According to our findings, the microstructure changes in the ISS measured using tracer-based MRI are consistent with previous reports using RTI [6]. Furthermore, we have verified that there are biophysical changes in ISS in the deep brain nuclei in PD. Importantly, our recent report using a 6-hydroxydopamine-induced rat model of PD demonstrated that there was decreased tortuosity and a reduced clearance rate in the ISS of substantia nigra [5]. The changes were partially mediated by dopaminergic neuron loss and reactive astrogliosis. In the current study, we demonstrated similar changes in the ISS of the caudate nucleus using a rotenone-induced rat model of PD. Whereas, unlike the pathological changes in the substantia nigra, no extensive cell loss or reactive astrogliosis have been observed in the caudate nucleus in PD [13, 20]. We hypothesize that the changes in the ISS in the caudate nucleus may be caused by the degeneration of dopaminergic axons and the up-regulation of spontaneous neuronal discharge activity [13, 21]. The boundary structure of the ISS, which is made of the cell membrane and extracellular matrix, prevents the diffusion of substances within the ISS. Moreover, unpublished work from our lab showed that myelin fibers act as a barrier to ISF flow. Axon degeneration can alter brain structures and influence diffusion parameters. Additionally, in a recent study, we demonstrated that functional neuronal discharge activity in normal rats can slow ISF flow and reduce clearance of Gd-DTPA [22].

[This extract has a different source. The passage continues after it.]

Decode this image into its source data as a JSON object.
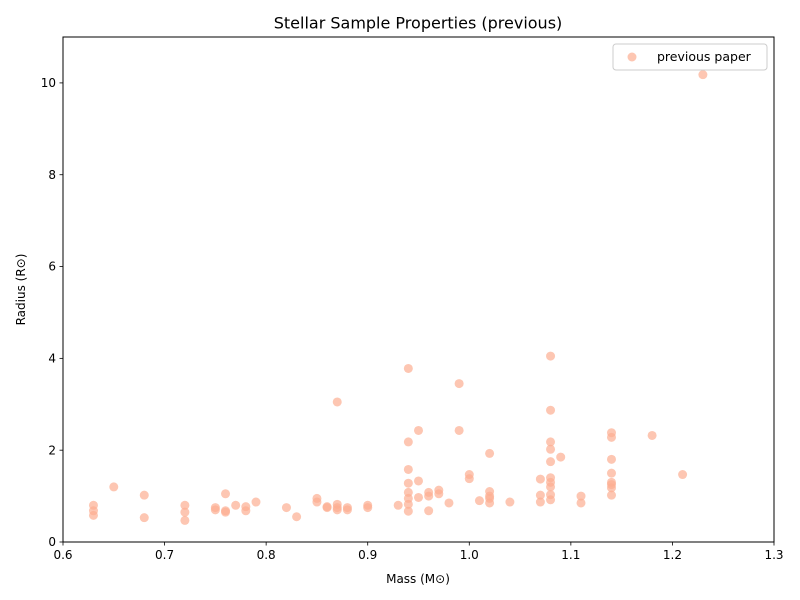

In future, application of this method will provide new insight into the mechanisms of PD. For example, this technique may be used to answer the following question: “Where PD begins at the cellular level, the neuron soma in the substantia nigra or the axonal terminal in the striatum?”. Moreover, current treatment of PD is not clinically satisfied, and pharmaceutical drugs offer only time-limited symptomatic relief and become less effective as the disease progresses [23]. Emerging ISS administrations that involve gene therapies and cell transplantation have shown promise in the treatment of PD [24, 25]. ISS administration provides a number of advantages over conventional administration, including bypass of the blood brain barrier, minor systemic toxicity and enhanced efficacy, etc [26]. Real-time monitoring and quantitative analysis of the changes in the ISS are essential to both optimizing these treatment strategies and evaluating their efficacy. Our results validated the practicality and sensitivity of tracer-based MRI to monitor the changes in the ISS of the deep brain nuclei of treated or untreated PD.

It is important to note that we report only a novel application of tracer-based MRI in this study and future pathological or histological studies require investigations.